Bonett ex rel. Bonett v. Stowell

37 Vt. 258 | Vt. | 1864

Kellogg, J.

The plaintiff, being an infant, commenced and prosecuted this suit by his father as his natural guardian. On trial the •wife of this guardian was offered, and, against the objection of the defendant, was allowed to testify, as a witness in support of the action. The sole question in the case is, was she a competent witness for the plaintiff? If her husband’s relation to the suit was such as to make him a party to it, she was incompetent. Cram, Adm’r, v. Cram, 33 Vt. 15.

Judge Reeye, in his treatise on Domestic Relations, p. 265, says that the better opinion is that no execution for costs can issue against an infant, for costs came in place of the common law amercement pro falso clamore, and the infant could not be subject to an amercement, and, of course, could not be liable for its substitute. Finley v. Jowle, 13 East, 6, recognizes the rule that an infant plaintiff is not liable to costs, though in that case it was held that the infant, having concealed his infancy and prosecuted the suit without a prochein ami or guardian, was not entitled, when taken in execution, to be relieved or discharged out of custody. It has always been the rule that a recovery for costs, where an infant plaintiff fails in the action, is against the guardian or prochein ami who promotes or prosecutes the suit, and not against the infant. In such a case, the guardian or prochein ami is considered to undertake the conduct of the action at his own personal risk in respect to costs, and he becomes liable for the costs accordingly ; though, if his conduct was proper in bringing and conducting the suit, the infant’s property would ultimately be *260made liable to refund the costs. The appointment of a guardian ad litem or proehein ami may be revoked by the court, on cause shown, on the application either of the infant or the adverse party. On the infant coming of age, the authority of the guardian or proehein ami ceases, and the infant may remove him and appoint an attorney to continue the action. 2 Chitty’s Archbold’s Pr., (9th edit.,) 1167, ei seq.

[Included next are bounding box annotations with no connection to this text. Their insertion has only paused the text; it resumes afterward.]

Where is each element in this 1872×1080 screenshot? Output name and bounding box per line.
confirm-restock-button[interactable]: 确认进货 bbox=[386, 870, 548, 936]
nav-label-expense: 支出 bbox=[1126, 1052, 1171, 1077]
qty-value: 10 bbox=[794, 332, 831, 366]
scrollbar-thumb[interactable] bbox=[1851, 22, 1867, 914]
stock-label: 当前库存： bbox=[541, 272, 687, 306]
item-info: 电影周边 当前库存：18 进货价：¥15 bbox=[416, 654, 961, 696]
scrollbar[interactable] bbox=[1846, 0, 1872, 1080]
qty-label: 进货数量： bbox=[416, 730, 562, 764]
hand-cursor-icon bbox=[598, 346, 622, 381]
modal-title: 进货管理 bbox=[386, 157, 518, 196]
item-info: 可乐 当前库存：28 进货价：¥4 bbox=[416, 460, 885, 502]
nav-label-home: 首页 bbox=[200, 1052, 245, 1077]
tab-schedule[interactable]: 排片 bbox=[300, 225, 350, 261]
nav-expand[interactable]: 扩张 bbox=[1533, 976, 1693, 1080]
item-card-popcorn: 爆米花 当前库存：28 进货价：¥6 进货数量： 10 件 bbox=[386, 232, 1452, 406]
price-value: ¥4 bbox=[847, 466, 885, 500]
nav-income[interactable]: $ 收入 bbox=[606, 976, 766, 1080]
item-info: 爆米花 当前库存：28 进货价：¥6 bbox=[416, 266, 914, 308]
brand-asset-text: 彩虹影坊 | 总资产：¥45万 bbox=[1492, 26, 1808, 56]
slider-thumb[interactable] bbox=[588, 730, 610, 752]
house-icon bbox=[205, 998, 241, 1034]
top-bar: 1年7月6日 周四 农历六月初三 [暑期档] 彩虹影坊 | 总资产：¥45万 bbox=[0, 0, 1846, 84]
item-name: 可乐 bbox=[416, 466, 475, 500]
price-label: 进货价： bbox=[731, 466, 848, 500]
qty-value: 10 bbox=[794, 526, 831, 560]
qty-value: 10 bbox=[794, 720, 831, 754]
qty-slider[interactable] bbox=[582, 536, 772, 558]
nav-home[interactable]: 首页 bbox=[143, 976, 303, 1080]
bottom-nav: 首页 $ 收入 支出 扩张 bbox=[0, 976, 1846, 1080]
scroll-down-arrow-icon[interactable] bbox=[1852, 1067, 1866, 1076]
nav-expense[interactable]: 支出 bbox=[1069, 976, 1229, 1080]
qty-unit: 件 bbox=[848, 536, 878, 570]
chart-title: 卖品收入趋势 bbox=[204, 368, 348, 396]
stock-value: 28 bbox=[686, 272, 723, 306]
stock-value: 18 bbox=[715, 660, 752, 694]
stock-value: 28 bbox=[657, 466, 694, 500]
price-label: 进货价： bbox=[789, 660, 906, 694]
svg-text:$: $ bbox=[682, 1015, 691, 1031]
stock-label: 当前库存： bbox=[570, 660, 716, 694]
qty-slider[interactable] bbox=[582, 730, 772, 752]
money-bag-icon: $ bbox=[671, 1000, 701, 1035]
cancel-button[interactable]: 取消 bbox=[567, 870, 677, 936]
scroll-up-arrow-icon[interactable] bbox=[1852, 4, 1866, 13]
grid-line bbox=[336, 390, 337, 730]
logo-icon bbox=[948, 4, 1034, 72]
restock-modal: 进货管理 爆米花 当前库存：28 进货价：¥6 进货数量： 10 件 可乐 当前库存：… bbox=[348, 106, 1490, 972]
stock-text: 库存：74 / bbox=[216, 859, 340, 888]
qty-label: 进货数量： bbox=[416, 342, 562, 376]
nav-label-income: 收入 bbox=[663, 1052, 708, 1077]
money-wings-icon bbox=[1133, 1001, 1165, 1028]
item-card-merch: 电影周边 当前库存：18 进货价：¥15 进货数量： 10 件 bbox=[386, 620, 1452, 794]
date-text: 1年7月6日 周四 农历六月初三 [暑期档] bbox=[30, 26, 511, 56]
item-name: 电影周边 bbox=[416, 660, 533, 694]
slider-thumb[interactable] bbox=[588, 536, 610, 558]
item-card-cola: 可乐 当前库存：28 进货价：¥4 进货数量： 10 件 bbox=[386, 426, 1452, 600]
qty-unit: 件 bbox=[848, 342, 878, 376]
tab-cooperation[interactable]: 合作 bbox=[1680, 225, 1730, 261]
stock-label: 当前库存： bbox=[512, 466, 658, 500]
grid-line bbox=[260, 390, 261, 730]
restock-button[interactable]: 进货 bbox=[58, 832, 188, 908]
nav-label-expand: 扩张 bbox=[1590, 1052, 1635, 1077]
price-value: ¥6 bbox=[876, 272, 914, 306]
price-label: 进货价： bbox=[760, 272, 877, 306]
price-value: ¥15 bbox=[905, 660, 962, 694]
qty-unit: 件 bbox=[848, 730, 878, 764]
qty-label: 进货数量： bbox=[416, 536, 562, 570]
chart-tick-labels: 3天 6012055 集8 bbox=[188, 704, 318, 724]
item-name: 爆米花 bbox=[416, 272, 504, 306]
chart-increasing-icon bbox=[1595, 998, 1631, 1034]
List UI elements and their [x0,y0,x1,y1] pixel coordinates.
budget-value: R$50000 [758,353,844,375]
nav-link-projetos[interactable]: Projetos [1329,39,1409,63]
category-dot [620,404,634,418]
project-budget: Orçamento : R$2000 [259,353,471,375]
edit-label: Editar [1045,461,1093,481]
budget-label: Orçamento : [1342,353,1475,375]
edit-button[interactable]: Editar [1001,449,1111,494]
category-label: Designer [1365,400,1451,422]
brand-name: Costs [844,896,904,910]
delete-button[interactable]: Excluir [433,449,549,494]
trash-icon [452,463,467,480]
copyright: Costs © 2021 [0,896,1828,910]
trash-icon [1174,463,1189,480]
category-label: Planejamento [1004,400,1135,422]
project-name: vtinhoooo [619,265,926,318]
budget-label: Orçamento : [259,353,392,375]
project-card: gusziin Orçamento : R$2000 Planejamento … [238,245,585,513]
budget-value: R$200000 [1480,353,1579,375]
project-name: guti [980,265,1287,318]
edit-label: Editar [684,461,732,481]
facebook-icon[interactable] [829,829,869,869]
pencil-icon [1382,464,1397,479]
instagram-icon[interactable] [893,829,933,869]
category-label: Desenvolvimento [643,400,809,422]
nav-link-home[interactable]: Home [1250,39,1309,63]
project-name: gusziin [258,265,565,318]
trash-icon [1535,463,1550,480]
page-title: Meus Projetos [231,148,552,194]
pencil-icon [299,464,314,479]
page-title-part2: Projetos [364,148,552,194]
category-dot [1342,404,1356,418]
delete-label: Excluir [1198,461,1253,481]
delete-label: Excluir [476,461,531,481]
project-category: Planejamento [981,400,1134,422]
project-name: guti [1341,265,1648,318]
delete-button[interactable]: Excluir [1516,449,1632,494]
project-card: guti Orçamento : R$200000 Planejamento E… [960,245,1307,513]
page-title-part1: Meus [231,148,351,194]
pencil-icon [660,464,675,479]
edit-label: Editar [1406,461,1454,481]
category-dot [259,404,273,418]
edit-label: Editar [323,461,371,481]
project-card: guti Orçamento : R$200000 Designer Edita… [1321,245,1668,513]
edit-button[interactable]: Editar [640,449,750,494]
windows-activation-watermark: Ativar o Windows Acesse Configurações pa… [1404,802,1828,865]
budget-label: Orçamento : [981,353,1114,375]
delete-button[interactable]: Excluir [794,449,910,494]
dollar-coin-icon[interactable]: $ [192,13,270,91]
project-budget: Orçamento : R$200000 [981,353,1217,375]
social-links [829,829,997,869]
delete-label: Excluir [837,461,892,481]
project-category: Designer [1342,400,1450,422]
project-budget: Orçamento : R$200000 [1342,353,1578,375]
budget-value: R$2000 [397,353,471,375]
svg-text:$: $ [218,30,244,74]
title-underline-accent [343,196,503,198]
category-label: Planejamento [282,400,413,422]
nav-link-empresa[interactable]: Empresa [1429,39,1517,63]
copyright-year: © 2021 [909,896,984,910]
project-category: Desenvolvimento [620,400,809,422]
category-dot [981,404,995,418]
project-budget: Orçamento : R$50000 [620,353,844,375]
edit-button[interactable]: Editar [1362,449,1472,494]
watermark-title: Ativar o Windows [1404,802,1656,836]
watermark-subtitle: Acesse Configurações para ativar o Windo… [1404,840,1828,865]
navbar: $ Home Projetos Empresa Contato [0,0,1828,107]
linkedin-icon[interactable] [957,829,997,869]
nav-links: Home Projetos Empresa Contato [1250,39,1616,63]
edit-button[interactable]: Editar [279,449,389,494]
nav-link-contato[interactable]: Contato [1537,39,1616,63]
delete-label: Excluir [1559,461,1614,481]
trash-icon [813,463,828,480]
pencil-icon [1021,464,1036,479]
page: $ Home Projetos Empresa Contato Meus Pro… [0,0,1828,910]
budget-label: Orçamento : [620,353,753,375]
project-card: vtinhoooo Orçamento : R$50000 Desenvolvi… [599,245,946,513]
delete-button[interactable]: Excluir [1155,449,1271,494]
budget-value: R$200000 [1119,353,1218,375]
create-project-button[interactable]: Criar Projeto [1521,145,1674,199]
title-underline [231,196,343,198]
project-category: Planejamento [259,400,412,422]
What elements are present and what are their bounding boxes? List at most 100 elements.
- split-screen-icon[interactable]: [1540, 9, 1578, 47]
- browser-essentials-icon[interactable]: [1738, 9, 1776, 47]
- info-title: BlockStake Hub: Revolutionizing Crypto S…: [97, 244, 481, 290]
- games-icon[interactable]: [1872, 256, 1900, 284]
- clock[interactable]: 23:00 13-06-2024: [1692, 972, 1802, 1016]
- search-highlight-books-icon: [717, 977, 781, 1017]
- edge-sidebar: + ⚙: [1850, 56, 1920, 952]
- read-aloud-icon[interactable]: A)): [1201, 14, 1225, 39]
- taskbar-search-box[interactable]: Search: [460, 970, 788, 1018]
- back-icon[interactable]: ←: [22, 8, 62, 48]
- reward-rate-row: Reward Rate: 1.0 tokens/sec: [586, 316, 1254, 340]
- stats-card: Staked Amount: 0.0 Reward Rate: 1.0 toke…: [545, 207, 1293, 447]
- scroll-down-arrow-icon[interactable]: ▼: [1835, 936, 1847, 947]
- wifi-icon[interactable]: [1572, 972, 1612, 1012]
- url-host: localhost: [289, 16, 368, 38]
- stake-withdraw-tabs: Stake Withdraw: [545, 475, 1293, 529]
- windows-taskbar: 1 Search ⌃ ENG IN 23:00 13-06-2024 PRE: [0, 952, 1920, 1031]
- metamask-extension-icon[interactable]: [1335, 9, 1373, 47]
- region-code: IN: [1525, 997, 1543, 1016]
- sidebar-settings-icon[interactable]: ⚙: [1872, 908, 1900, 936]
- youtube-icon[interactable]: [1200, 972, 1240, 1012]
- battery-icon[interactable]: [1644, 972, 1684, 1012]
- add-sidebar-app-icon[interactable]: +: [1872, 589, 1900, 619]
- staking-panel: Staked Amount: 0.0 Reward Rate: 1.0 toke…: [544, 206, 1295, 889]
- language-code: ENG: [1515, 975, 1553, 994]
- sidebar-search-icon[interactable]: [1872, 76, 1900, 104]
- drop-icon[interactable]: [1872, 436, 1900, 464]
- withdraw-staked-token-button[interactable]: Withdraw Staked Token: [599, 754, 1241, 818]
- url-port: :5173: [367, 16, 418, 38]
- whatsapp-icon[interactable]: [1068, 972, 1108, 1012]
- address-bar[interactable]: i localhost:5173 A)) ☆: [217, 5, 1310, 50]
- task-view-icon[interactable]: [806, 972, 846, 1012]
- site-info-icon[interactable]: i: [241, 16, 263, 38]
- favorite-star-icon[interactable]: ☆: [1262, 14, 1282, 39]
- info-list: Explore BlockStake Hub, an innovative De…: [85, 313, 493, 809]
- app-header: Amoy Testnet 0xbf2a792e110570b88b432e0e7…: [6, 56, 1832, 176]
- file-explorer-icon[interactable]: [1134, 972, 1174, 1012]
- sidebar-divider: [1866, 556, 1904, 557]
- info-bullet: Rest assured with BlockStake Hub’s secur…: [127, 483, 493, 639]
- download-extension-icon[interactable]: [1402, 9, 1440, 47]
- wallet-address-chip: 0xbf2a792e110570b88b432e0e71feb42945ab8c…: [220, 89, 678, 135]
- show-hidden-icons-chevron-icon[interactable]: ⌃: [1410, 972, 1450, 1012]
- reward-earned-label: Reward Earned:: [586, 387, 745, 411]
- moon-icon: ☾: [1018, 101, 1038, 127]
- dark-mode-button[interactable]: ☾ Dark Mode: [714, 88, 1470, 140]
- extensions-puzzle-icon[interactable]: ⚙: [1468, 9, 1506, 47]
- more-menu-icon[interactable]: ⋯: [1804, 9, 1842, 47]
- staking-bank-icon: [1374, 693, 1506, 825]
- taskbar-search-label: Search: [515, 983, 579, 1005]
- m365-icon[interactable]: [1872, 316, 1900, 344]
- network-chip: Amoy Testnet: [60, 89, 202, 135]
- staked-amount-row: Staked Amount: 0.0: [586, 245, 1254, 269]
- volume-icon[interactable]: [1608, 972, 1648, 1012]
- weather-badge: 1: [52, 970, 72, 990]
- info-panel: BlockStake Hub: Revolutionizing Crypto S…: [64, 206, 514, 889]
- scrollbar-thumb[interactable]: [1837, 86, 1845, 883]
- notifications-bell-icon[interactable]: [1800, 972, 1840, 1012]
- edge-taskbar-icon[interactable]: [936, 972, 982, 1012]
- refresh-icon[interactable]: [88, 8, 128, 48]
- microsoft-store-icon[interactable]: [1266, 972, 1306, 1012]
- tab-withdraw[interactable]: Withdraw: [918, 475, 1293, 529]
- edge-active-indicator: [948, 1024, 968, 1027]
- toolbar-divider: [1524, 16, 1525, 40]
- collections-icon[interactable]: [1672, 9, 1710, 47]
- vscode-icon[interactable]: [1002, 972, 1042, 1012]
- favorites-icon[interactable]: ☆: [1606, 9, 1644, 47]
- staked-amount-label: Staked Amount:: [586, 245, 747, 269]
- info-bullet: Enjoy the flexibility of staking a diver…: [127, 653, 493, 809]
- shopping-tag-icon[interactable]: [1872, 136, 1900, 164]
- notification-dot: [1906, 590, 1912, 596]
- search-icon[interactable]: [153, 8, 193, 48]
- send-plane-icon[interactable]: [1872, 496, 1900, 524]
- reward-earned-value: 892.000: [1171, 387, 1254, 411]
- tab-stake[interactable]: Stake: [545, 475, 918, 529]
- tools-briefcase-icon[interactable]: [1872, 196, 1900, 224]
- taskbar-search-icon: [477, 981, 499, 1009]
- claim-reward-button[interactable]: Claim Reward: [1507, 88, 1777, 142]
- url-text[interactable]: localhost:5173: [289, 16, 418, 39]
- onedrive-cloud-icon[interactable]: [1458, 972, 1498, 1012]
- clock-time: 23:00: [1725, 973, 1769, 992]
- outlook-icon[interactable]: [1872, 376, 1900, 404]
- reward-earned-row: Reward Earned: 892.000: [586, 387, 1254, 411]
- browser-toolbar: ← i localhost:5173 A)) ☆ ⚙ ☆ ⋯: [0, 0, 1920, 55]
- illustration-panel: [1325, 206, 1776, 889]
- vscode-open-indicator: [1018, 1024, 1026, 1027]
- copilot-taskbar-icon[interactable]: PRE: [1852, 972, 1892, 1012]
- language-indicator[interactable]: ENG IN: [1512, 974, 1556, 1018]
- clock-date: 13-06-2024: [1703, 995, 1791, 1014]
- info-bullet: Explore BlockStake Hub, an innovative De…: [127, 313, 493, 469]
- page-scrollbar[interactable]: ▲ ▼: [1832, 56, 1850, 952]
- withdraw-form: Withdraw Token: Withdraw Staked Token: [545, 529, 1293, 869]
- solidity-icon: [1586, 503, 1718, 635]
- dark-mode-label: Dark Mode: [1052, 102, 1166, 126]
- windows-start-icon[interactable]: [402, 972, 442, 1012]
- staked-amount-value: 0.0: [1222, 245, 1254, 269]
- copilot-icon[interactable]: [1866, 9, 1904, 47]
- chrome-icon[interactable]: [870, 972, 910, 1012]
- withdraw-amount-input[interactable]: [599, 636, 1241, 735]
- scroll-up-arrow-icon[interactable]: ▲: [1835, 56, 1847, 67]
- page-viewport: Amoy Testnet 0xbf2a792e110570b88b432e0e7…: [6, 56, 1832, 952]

In this case the guardian was not a party to the cause of action which was in litigation, but was merely the manager and conductor of the suit for the infant, who was the real party, and for whose sole benefit a recovery for damages would enure. In Brown v. Hull, 16 Vt. 673, it was held that when an infant commences an action in the name of his next friend, the person so named as next friend is not to be regarded for any purpose as a party to the suit. The rule must be the same in the ease of a guardian as in case of a proehein ami; and, as the guardian in this case was not a party to the subject matter of the litigation, we think that he was not a party to the suit in such a sense as would exclude his wife from testifying as a witness on the trial.

Judgment of the county court for the plaintiff affirmed.